Les dirigeants des COCARH mettent en demeure la Ville de St-Bruno-de-Montarville

Mis à jour : avr. 17


St-Bruno-de-Montarville (Québec) – Les dirigeants des Citoyens opposés aux crématoriums adjacents aux résidences et habitations (COCARH) annoncent qu’ils ont mis en demeure, le 1er avril 2021, la Ville de St-Bruno-de-Montarville de ne pas émettre le permis à la Coopérative funéraire du Grand Montréal (CFDGM) lui permettant de construire un vaste complexe funéraire supra-régional dans un quartier résidentiel.
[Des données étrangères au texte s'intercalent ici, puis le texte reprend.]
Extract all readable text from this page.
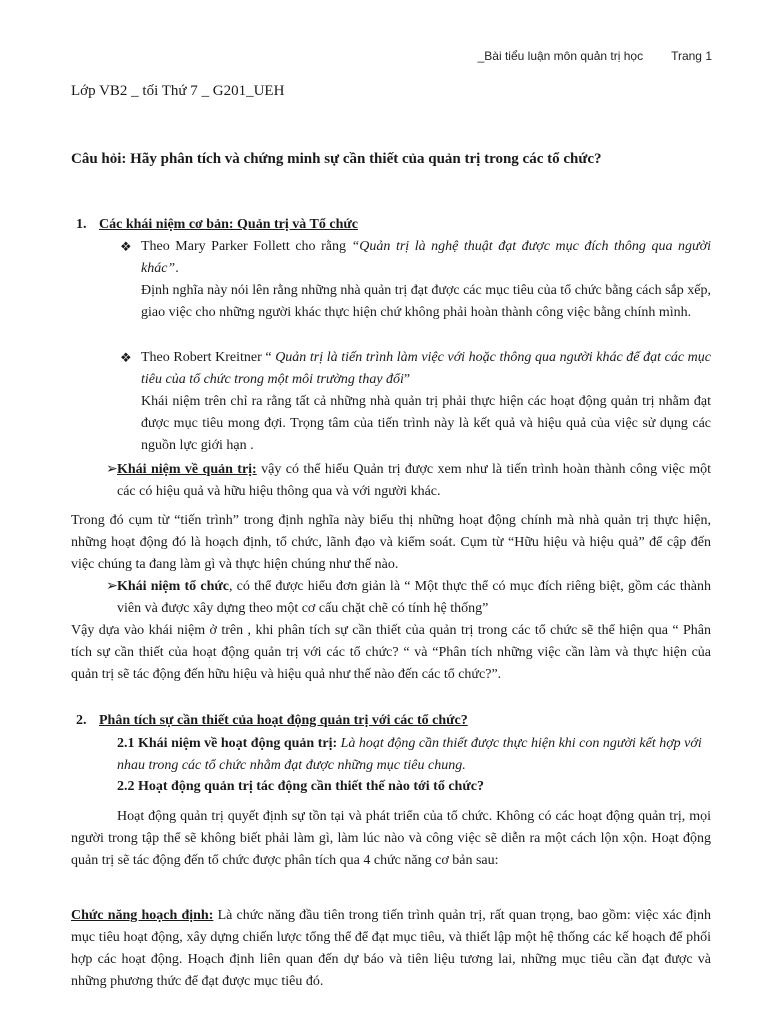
_Bài tiểu luận môn quản trị học Trang 1
Lớp VB2 _ tối Thứ 7 _ G201_UEH
Câu hỏi: Hãy phân tích và chứng minh sự cần thiết của quản trị trong các tổ chức?
1. Các khái niệm cơ bản: Quản trị và Tổ chức
❖ Theo Mary Parker Follett cho rằng “Quản trị là nghệ thuật đạt được mục đích thông qua người khác”.
Định nghĩa này nói lên rằng những nhà quản trị đạt được các mục tiêu của tổ chức bằng cách sắp xếp, giao việc cho những người khác thực hiện chứ không phải hoàn thành công việc bằng chính mình.
❖ Theo Robert Kreitner “ Quản trị là tiến trình làm việc với hoặc thông qua người khác để đạt các mục tiêu của tổ chức trong một môi trường thay đổi”
Khái niệm trên chỉ ra rằng tất cả những nhà quản trị phải thực hiện các hoạt động quản trị nhằm đạt được mục tiêu mong đợi. Trọng tâm của tiến trình này là kết quả và hiệu quả của việc sử dụng các nguồn lực giới hạn .
➢ Khái niệm về quản trị: vậy có thể hiểu Quản trị được xem như là tiến trình hoàn thành công việc một các có hiệu quả và hữu hiệu thông qua và với người khác.
Trong đó cụm từ “tiến trình” trong định nghĩa này biểu thị những hoạt động chính mà nhà quản trị thực hiện, những hoạt động đó là hoạch định, tổ chức, lãnh đạo và kiểm soát. Cụm từ “Hữu hiệu và hiệu quả” để cập đến việc chúng ta đang làm gì và thực hiện chúng như thế nào.
➢ Khái niệm tổ chức, có thể được hiểu đơn giản là “ Một thực thể có mục đích riêng biệt, gồm các thành viên và được xây dựng theo một cơ cấu chặt chẽ có tính hệ thống”
Vậy dựa vào khái niệm ở trên , khi phân tích sự cần thiết của quản trị trong các tổ chức sẽ thể hiện qua “ Phân tích sự cần thiết của hoạt động quản trị với các tổ chức? “ và “Phân tích những việc cần làm và thực hiện của quản trị sẽ tác động đến hữu hiệu và hiệu quả như thế nào đến các tổ chức?”.
2. Phân tích sự cần thiết của hoạt động quản trị với các tổ chức?
2.1 Khái niệm về hoạt động quản trị: Là hoạt động cần thiết được thực hiện khi con người kết hợp với nhau trong các tổ chức nhằm đạt được những mục tiêu chung.
2.2 Hoạt động quản trị tác động cần thiết thế nào tới tổ chức?
Hoạt động quản trị quyết định sự tồn tại và phát triển của tổ chức. Không có các hoạt động quản trị, mọi người trong tập thể sẽ không biết phải làm gì, làm lúc nào và công việc sẽ diễn ra một cách lộn xộn. Hoạt động quản trị sẽ tác động đến tổ chức được phân tích qua 4 chức năng cơ bản sau:
Chức năng hoạch định: Là chức năng đầu tiên trong tiến trình quản trị, rất quan trọng, bao gồm: việc xác định mục tiêu hoạt động, xây dựng chiến lược tổng thể để đạt mục tiêu, và thiết lập một hệ thống các kế hoạch để phối hợp các hoạt động. Hoạch định liên quan đến dự báo và tiên liệu tương lai, những mục tiêu cần đạt được và những phương thức để đạt được mục tiêu đó.
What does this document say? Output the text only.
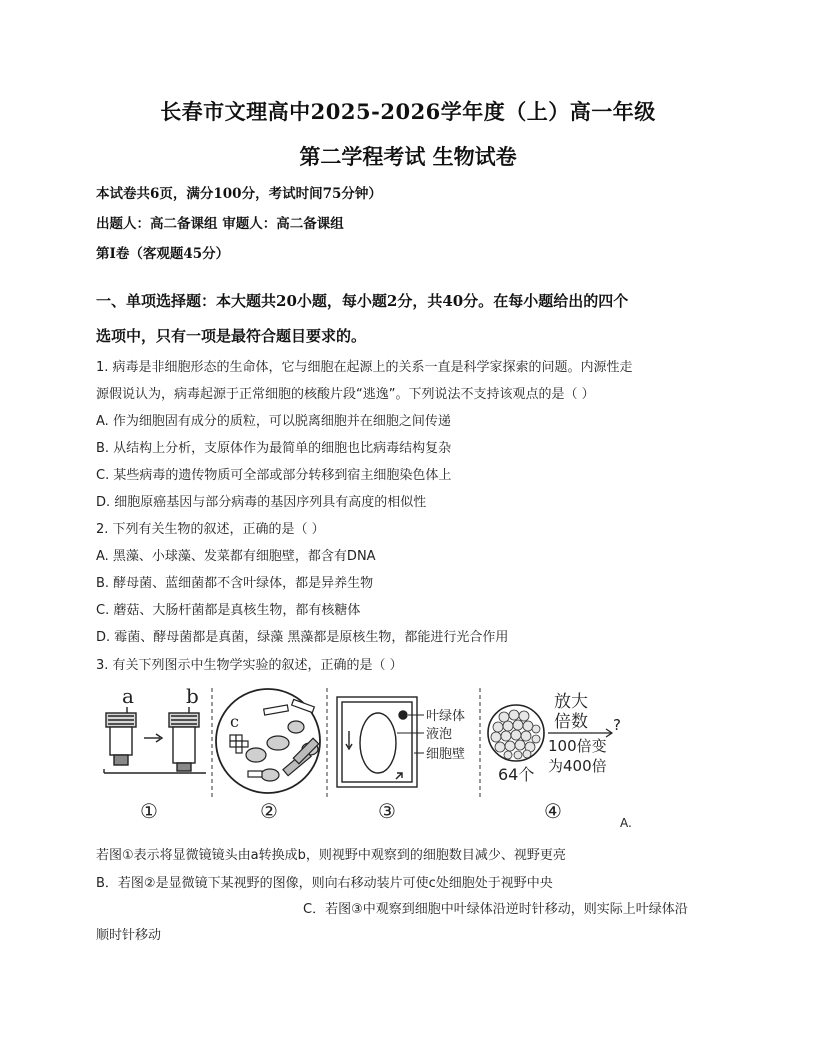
长春市文理高中2025-2026学年度（上）高一年级
第二学程考试 生物试卷
本试卷共6页，满分100分，考试时间75分钟）
出题人：高二备课组 审题人：高二备课组
第Ⅰ卷（客观题45分）
一、单项选择题：本大题共20小题，每小题2分，共40分。在每小题给出的四个
选项中，只有一项是最符合题目要求的。
1. 病毒是非细胞形态的生命体，它与细胞在起源上的关系一直是科学家探索的问题。内源性走
源假说认为，病毒起源于正常细胞的核酸片段“逃逸”。下列说法不支持该观点的是（ ）
A. 作为细胞固有成分的质粒，可以脱离细胞并在细胞之间传递
B. 从结构上分析，支原体作为最简单的细胞也比病毒结构复杂
C. 某些病毒的遗传物质可全部或部分转移到宿主细胞染色体上
D. 细胞原癌基因与部分病毒的基因序列具有高度的相似性
2. 下列有关生物的叙述，正确的是（ ）
A. 黑藻、小球藻、发菜都有细胞壁，都含有DNA
B. 酵母菌、蓝细菌都不含叶绿体，都是异养生物
C. 蘑菇、大肠杆菌都是真核生物，都有核糖体
D. 霉菌、酵母菌都是真菌，绿藻 黑藻都是原核生物，都能进行光合作用
3. 有关下列图示中生物学实验的叙述，正确的是（ ）
a	b
①
c
②
叶绿体
液泡
细胞壁
③
放大
倍数 ?
100倍变
为400倍
64个
④	A.
若图①表示将显微镜镜头由a转换成b，则视野中观察到的细胞数目减少、视野更亮
B．若图②是显微镜下某视野的图像，则向右移动装片可使c处细胞处于视野中央
C．若图③中观察到细胞中叶绿体沿逆时针移动，则实际上叶绿体沿
顺时针移动
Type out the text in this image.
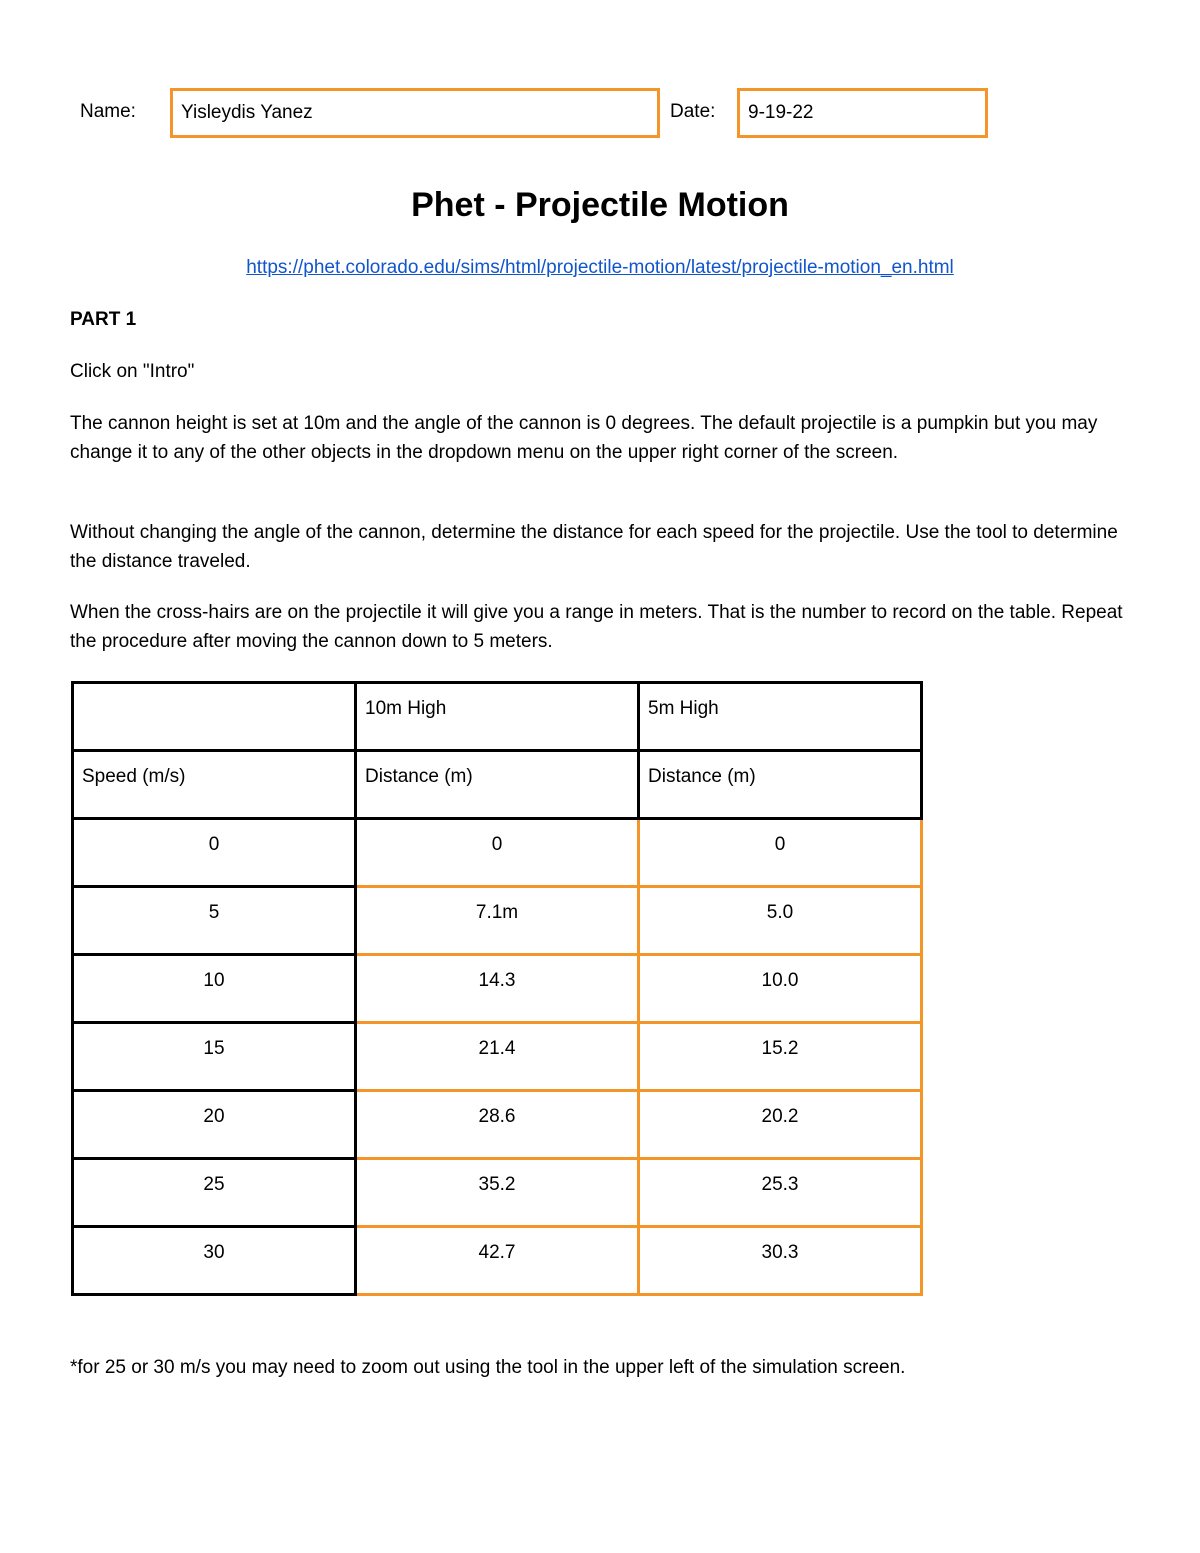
Name:	Yisleydis Yanez	Date:	9-19-22
Phet - Projectile Motion
https://phet.colorado.edu/sims/html/projectile-motion/latest/projectile-motion_en.html
PART 1
Click on "Intro"
The cannon height is set at 10m and the angle of the cannon is 0 degrees. The default projectile is a pumpkin but you may change it to any of the other objects in the dropdown menu on the upper right corner of the screen.
Without changing the angle of the cannon, determine the distance for each speed for the projectile. Use the tool to determine the distance traveled.
When the cross-hairs are on the projectile it will give you a range in meters. That is the number to record on the table. Repeat the procedure after moving the cannon down to 5 meters.
	10m High	5m High
Speed (m/s)	Distance (m)	Distance (m)
0	0	0
5	7.1m	5.0
10	14.3	10.0
15	21.4	15.2
20	28.6	20.2
25	35.2	25.3
30	42.7	30.3
*for 25 or 30 m/s you may need to zoom out using the tool in the upper left of the simulation screen.
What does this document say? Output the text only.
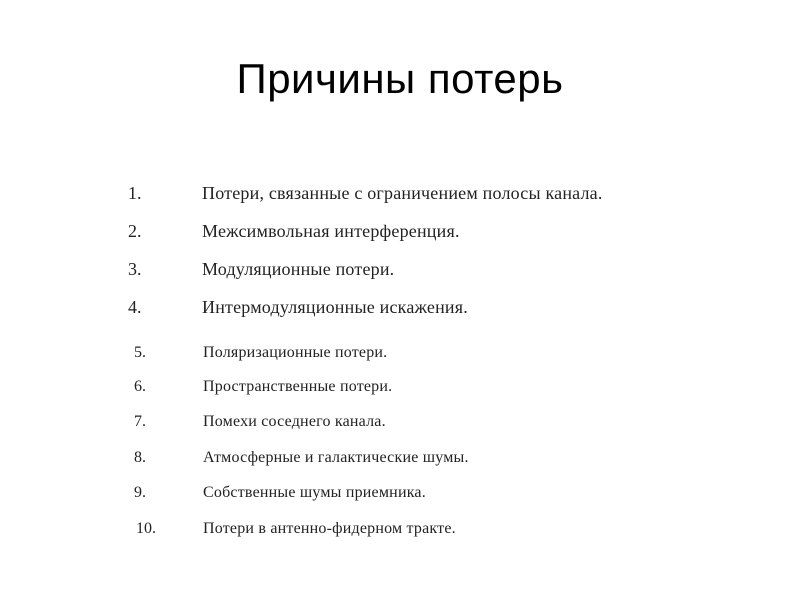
Причины потерь
1.	Потери, связанные с ограничением полосы канала.
2.	Межсимвольная интерференция.
3.	Модуляционные потери.
4.	Интермодуляционные искажения.
5.	Поляризационные потери.
6.	Пространственные потери.
7.	Помехи соседнего канала.
8.	Атмосферные и галактические шумы.
9.	Собственные шумы приемника.
10.	Потери в антенно-фидерном тракте.
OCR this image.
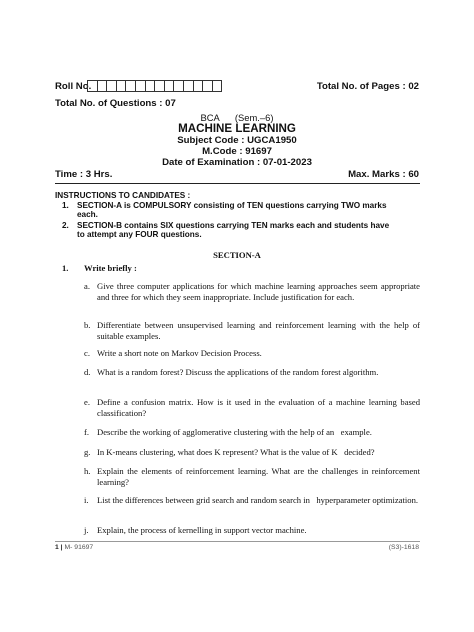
Roll No.	Total No. of Pages : 02
Total No. of Questions : 07
BCA      (Sem.–6)
MACHINE LEARNING
Subject Code : UGCA1950
M.Code : 91697
Date of Examination : 07-01-2023
Time : 3 Hrs.	Max. Marks : 60
INSTRUCTIONS TO CANDIDATES :
1. SECTION-A is COMPULSORY consisting of TEN questions carrying TWO marks
each.
2. SECTION-B contains SIX questions carrying TEN marks each and students have
to attempt any FOUR questions.
SECTION-A
1. Write briefly :
a. Give three computer applications for which machine learning approaches seem appropriate and three for which they seem inappropriate. Include justification for each.
b. Differentiate between unsupervised learning and reinforcement learning with the help of suitable examples.
c. Write a short note on Markov Decision Process.
d. What is a random forest? Discuss the applications of the random forest algorithm.
e. Define a confusion matrix. How is it used in the evaluation of a machine learning based classification?
f. Describe the working of agglomerative clustering with the help of an   example.
g. In K-means clustering, what does K represent? What is the value of K   decided?
h. Explain the elements of reinforcement learning. What are the challenges in reinforcement learning?
i. List the differences between grid search and random search in   hyperparameter optimization.
j. Explain, the process of kernelling in support vector machine.
1 | M- 91697	(S3)-1618
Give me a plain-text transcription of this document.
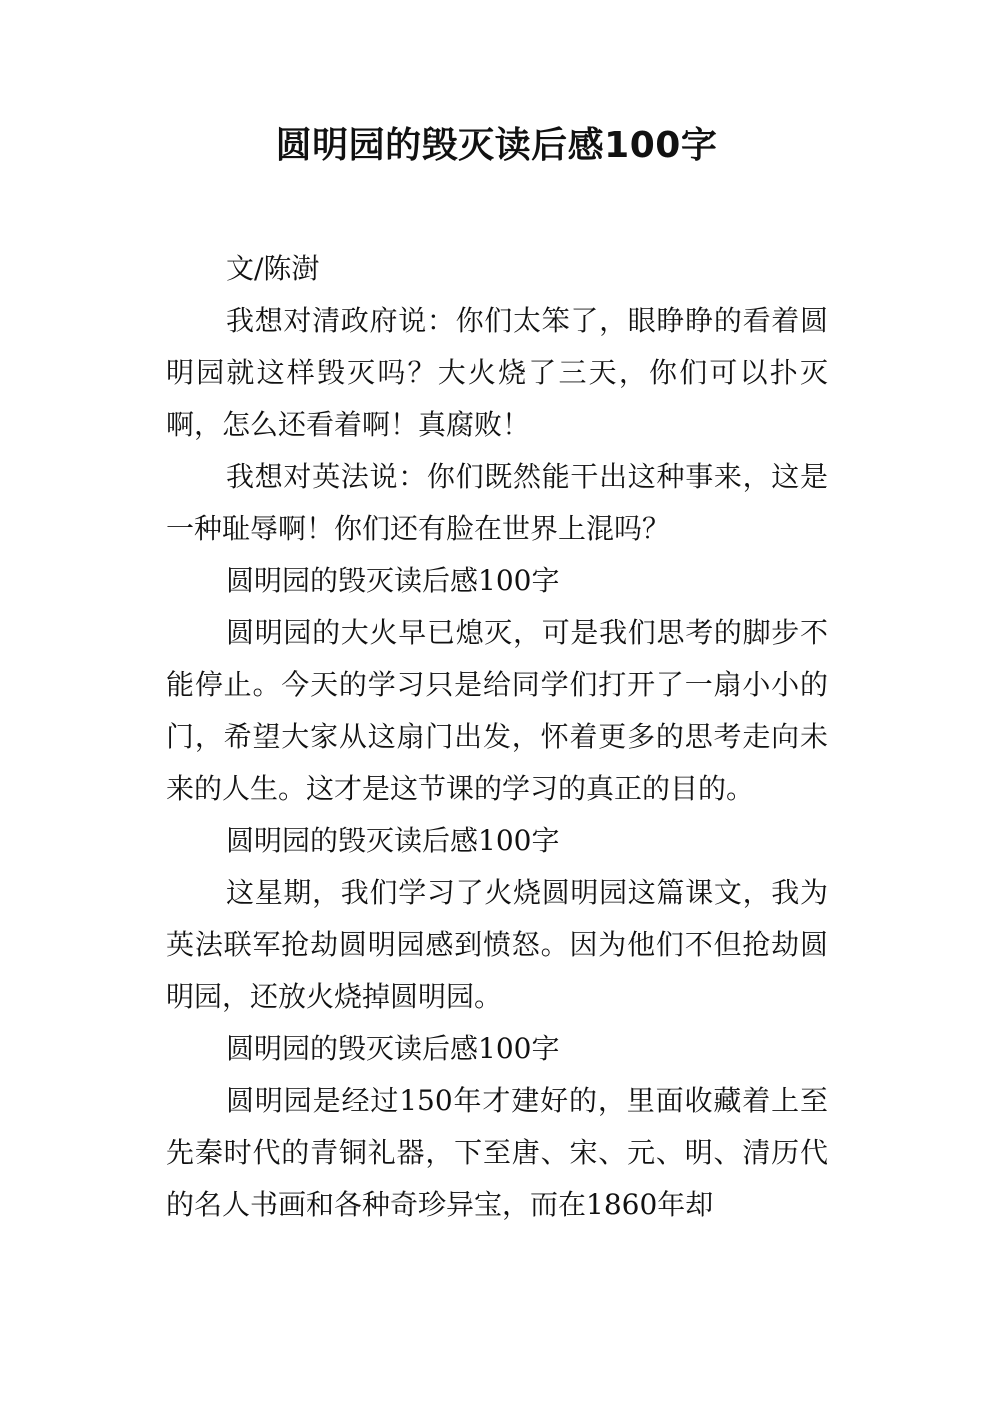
圆明园的毁灭读后感100字

文/陈澍

我想对清政府说：你们太笨了，眼睁睁的看着圆明园就这样毁灭吗？大火烧了三天，你们可以扑灭啊，怎么还看着啊！真腐败！

我想对英法说：你们既然能干出这种事来，这是一种耻辱啊！你们还有脸在世界上混吗？

圆明园的毁灭读后感100字

圆明园的大火早已熄灭，可是我们思考的脚步不能停止。今天的学习只是给同学们打开了一扇小小的门，希望大家从这扇门出发，怀着更多的思考走向未来的人生。这才是这节课的学习的真正的目的。

圆明园的毁灭读后感100字

这星期，我们学习了火烧圆明园这篇课文，我为英法联军抢劫圆明园感到愤怒。因为他们不但抢劫圆明园，还放火烧掉圆明园。

圆明园的毁灭读后感100字

圆明园是经过150年才建好的，里面收藏着上至先秦时代的青铜礼器，下至唐、宋、元、明、清历代的名人书画和各种奇珍异宝，而在1860年却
En plus d’un siège social et de nombreuses salles pour services funéraires, ce projet prévoit l’opération de deux fours crématoires et l’option d’en ajouter un troisième augmentant ainsi la capacité d’incinération de dépouilles à près de 9 000 par année. Tel que proposé, le projet se situe sur un petit terrain d’une rue étroite, en amont des vents dominants et à moins de 30 mètres des habitations. Les émanations toxiques de ces incinérateurs (dont les particules fines, les dioxines et le mercure) s’accumuleront sur la ville située en flanc de colline et dans le Parc national du Mont-Saint-Bruno.


Maintenant forte d’une pétition de plus de 1 200 noms, le mouvement COCARH est appuyé par de très nombreux montarvillois qui avaient exprimé leur rejet du projet lors d’une assemblée publique houleuse en janvier 2020 auquel participait le conseil municipal. Trois manifestations de citoyens ont eu lieu à St-Bruno durant les quatre dernières semaines et le mouvement est en progression constante.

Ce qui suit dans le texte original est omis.